In 2024, we entered a "normal" market.
By normal, I mean the market was not being driven up or down. Buyers and sellers, through normal supply and demand, regained control of the market, price growth slowed, neither sellers nor buyers were overly disadvantaged, and days on the market were leveling out.
But we're so used to the Fed steering the ship, how do we adjust to a "normal" market?
Let's quickly look back again:
Yep, 2024 was a historically average year. Hard to believe but true.
Focus on recreating good habits:
In real estate, what's largely forgettable are normal markets. When we get a sugar high, a remarkable market, we remember it. We remember the big years. We tend to compare everything to those.
Yet, 71% of agents licensed did zero transactions in 2024. Nearly doubling 2023's 48%.
Why? Because habits are stronger knowledge. The agents who are market-proof are the agents who stick to basics and continually focus on habits. Their business is always good.

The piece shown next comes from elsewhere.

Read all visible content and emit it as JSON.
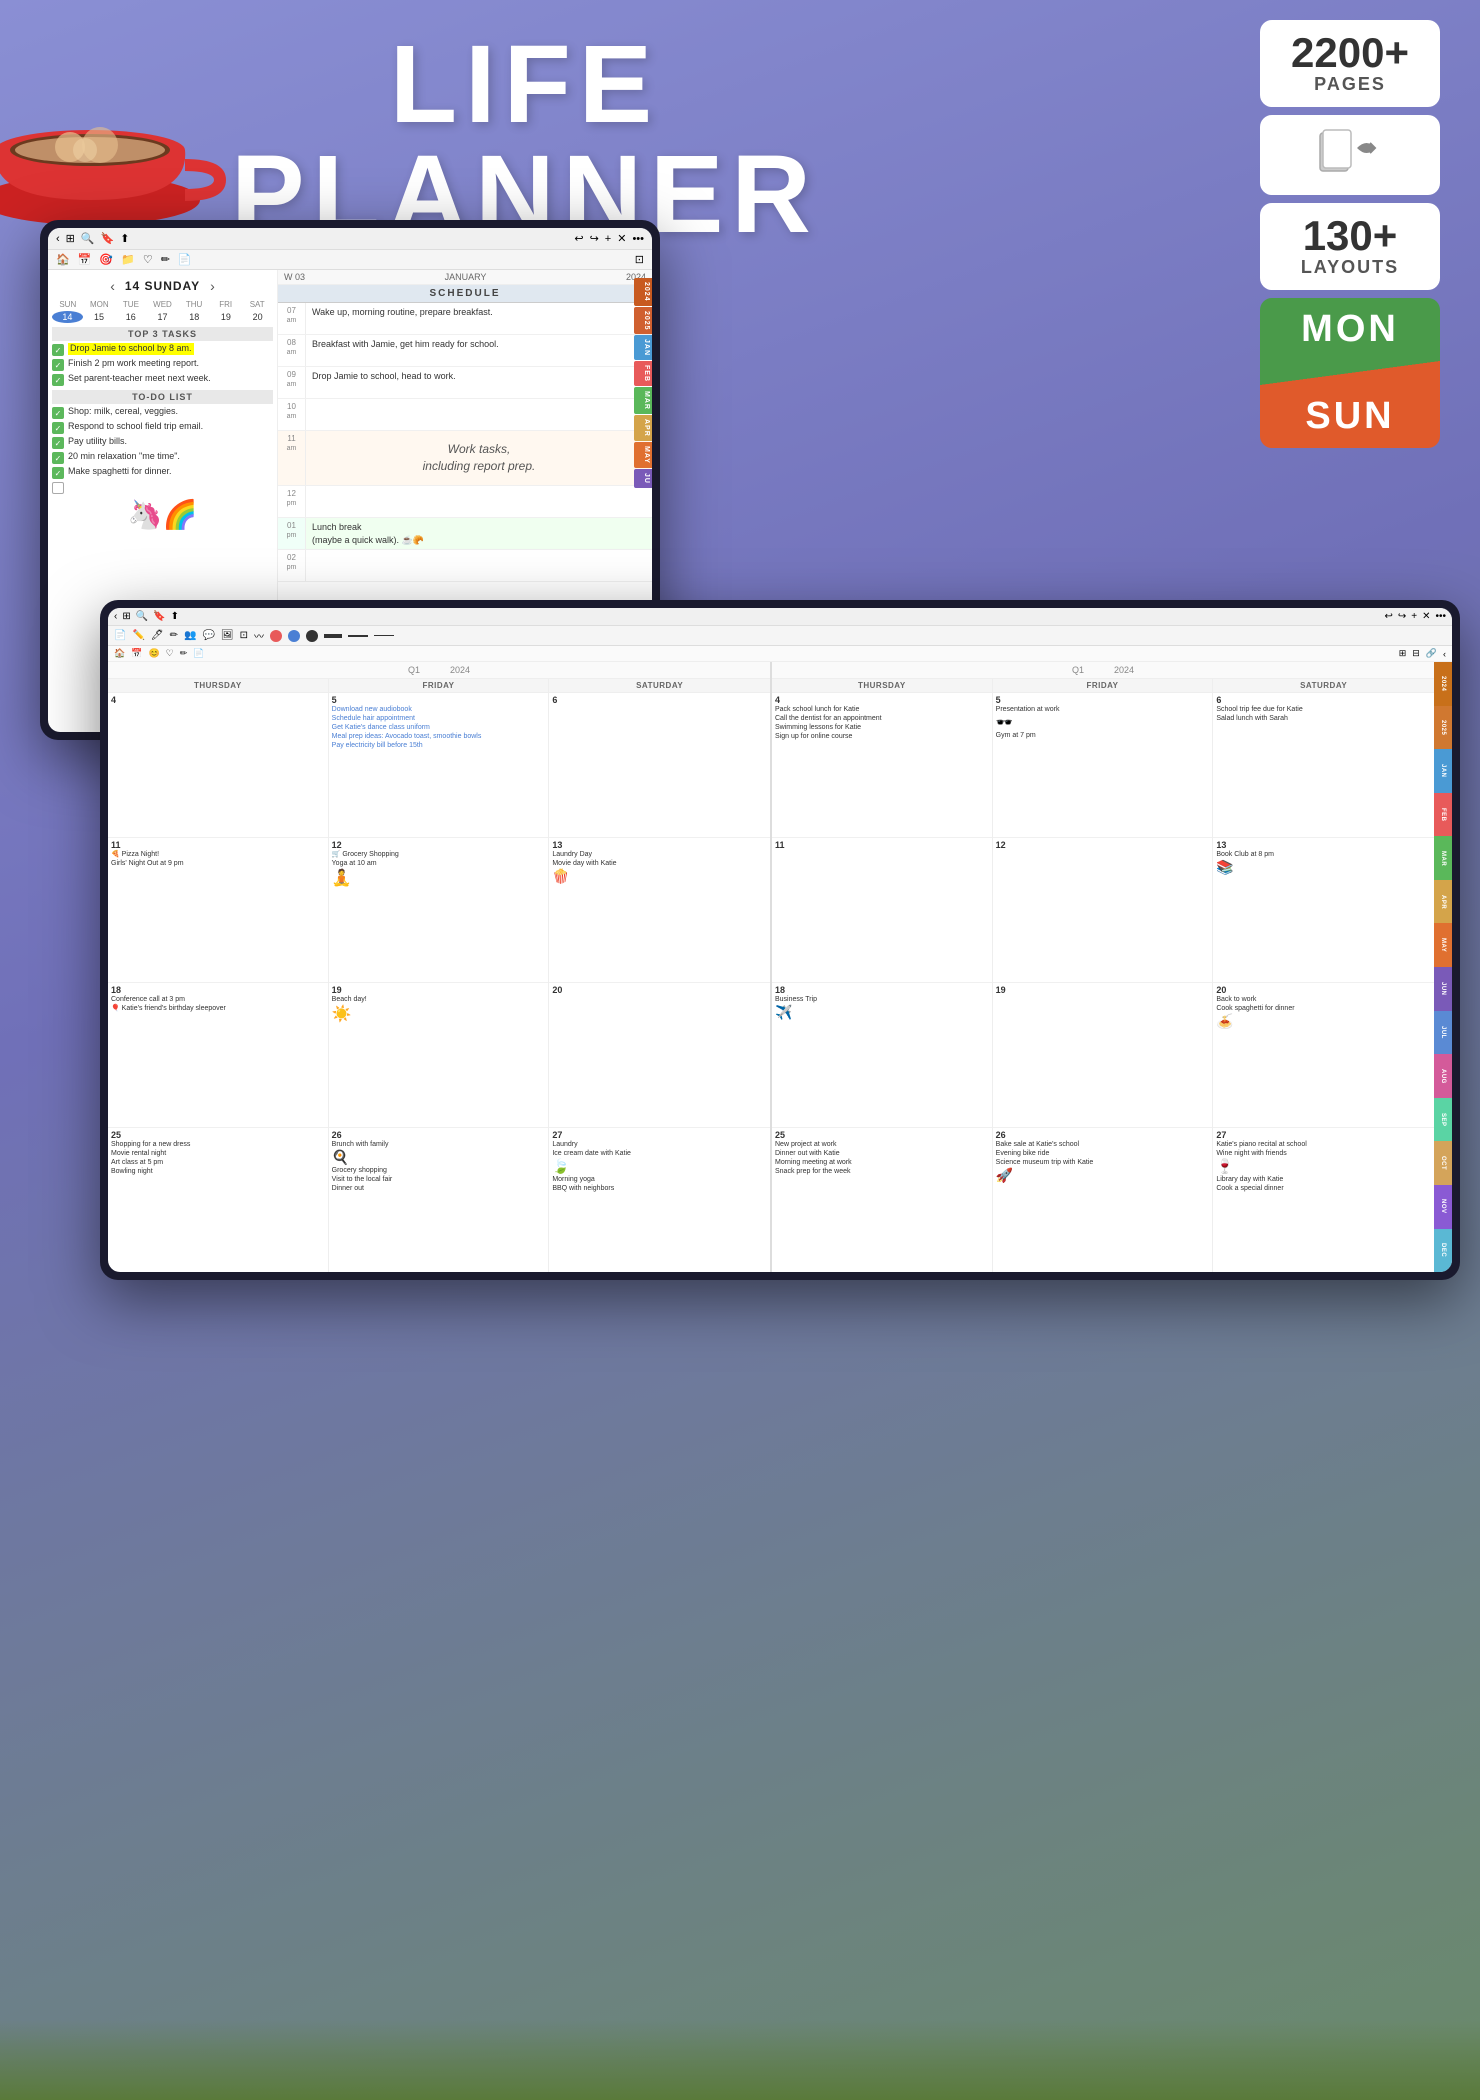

What habits were formed by the past markets (easier years) that need to be corrected?
Listings are the answer:
There's a reason one of the oldest sayings in Real Estate is, "You have to list to last."
Buyer sides are far harder to accrue as the competition is fierce. Take 1,000 agents and assume there were 1,000 possible transactions, and 500 were buyers and 500 were sellers last year. In 2024, 80% of the agents were going after the 500 buyers.

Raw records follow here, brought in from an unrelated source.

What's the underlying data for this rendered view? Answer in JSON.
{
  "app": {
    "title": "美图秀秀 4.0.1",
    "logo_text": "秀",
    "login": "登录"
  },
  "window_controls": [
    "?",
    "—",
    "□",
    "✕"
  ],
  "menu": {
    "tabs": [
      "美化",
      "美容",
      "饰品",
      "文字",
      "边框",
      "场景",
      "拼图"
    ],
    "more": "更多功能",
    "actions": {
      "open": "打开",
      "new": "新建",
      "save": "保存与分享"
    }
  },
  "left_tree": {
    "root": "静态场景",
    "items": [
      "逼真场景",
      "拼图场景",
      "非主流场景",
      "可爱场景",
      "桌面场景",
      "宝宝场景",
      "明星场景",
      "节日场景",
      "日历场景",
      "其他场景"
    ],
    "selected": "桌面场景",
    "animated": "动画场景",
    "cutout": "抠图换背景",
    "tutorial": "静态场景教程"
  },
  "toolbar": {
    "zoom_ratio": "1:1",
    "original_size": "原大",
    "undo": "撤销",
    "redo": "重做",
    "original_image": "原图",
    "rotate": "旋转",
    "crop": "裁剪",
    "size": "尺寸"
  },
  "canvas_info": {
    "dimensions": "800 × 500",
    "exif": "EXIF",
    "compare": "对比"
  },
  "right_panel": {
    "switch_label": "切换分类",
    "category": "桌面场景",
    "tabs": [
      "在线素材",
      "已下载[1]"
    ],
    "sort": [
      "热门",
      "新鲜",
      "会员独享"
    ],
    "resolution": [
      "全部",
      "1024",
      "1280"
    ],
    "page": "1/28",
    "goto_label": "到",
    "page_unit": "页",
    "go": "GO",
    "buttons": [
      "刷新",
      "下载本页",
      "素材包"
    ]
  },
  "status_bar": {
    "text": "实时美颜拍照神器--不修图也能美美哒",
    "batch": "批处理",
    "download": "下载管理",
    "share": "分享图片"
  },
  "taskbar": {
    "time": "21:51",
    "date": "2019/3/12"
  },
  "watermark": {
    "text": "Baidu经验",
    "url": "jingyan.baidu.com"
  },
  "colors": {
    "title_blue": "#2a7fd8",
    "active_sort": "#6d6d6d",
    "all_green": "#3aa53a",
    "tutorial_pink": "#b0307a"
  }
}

If you were buyer focused, by choice, you left 500 sellers to just 200 agents.
Let's say you need 13 listings to get 10 closed. You can get 6 buyers out of this because most sellers buy their next house with their listing agent. That's 16 closed transactions completed. With the right marketing and effort, you should be able to get 3 buyers out of these listings, just from inquiries and open houses. Boom, you are at 19 closings now.
In 2024:
Start on the list side. Always. It's a great way to also get buyers.
Sellers need us and they know it. And there is far less competition for them.